Why is it that we are able to extend grace to anyone but ourselves? A friend or colleague forgets a to do something or has to cancel on a playdate or has laundry on her couch when you stop by and it isn’t even a blip on our radar. When someone in your life is in need or we have to fill in a gap for another, we extend help without a second thought. We accept genuine apologies with grace. But... (and you knew there was a but coming, right?) we (and I am using the collective we because I know I am not alone in this) don’t extend that grace to ourselves. We don’t give ourselves that flexibility to in our daily lives. We don’t even expect it from others even though we know we would freely give it to them.
Two experiences this week have made me think a lot about grace and how we experience it. I wrote to a friend about my bad experience with a new medicine that was supposed to calm my anxious mind but instead hyped me up like speed. Seriously, and here is where you can laugh, someone who could spend all day on her couch racked up 11,000 steps before lunch! Even just standing in line at the store, someone said you look like you are riding a motorcycle. It was not a fun experience for me. However, not only did several of my colleagues extend grace, but a friend that I emailed to ask for prayer came back with a beautiful message. The last phrase has really stuck with me. "You are so HARD on you".
I think that is so true of a lot of us. Why are we so hard on ourselves? Expecting so much perfection that we either make ourselves miserable or exhausted. I am not talking about the drive to do better or be successful or work hard. I am talking about the need for perfection that drives us to do so much and be so much that we don’t have room for grace for ourselves when we are tired or sick or just need to curl up with a mystery novel for the afternoon.
The second experience was on Monday Night. I bumped into someone that had hurt me a long time ago. It is that kind of hurt that is curled up in your head and makes you feel nauseous when you see them. As he came toward me, I knew I could extend a small amount of grace (maybe faked). I smiled, welcomed him and asked how he was while made small talk. As I went to excuse myself, he stopped me and told me he knew what he had done years ago had hurt me; he had done it maliciously with no excuse and that he was truly sorry. He said and I quote, “Every time I see you I get a little nauseous.” I refrained from saying, “Me, too.” I was, in that moment, able to extend real grace and accept his apology and move forward. I bet money that next time I see him I won’t have to fake grace. It made me think of people I have hurt along the way... whether maliciously or accidentally. The hurt was enough to make me avoid them if I possibly could. Do I think grace would be extended to me if I stopped them and genuinely apologized? Do I expect grace to be given?

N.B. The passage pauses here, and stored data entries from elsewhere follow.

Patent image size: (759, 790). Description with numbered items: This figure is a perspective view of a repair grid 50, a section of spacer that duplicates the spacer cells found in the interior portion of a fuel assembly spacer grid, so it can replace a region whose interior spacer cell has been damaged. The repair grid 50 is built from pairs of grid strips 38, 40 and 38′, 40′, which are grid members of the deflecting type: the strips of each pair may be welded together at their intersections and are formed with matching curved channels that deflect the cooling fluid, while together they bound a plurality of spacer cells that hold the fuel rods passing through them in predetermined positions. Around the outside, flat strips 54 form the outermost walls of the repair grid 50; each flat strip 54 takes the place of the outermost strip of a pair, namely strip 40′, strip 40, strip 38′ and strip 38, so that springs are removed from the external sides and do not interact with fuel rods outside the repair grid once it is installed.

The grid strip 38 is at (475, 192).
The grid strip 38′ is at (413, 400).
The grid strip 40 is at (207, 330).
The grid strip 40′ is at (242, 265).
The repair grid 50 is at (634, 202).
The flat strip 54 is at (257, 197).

Grace is a tricky subject. We are quicker to give it to others, but are often surprised by it when it is given to us, even if we have asked for it. I think as I pay more attention to grace in my life I have decided it is an exercise in multiplication –not subtraction. The more you extend it to others, the more you accept it from others, the more you may be able to give to yourself.
-Nancy Lee Zimpleman
Great insight Nancy Lee! Thanks for sharing your thoughts with us!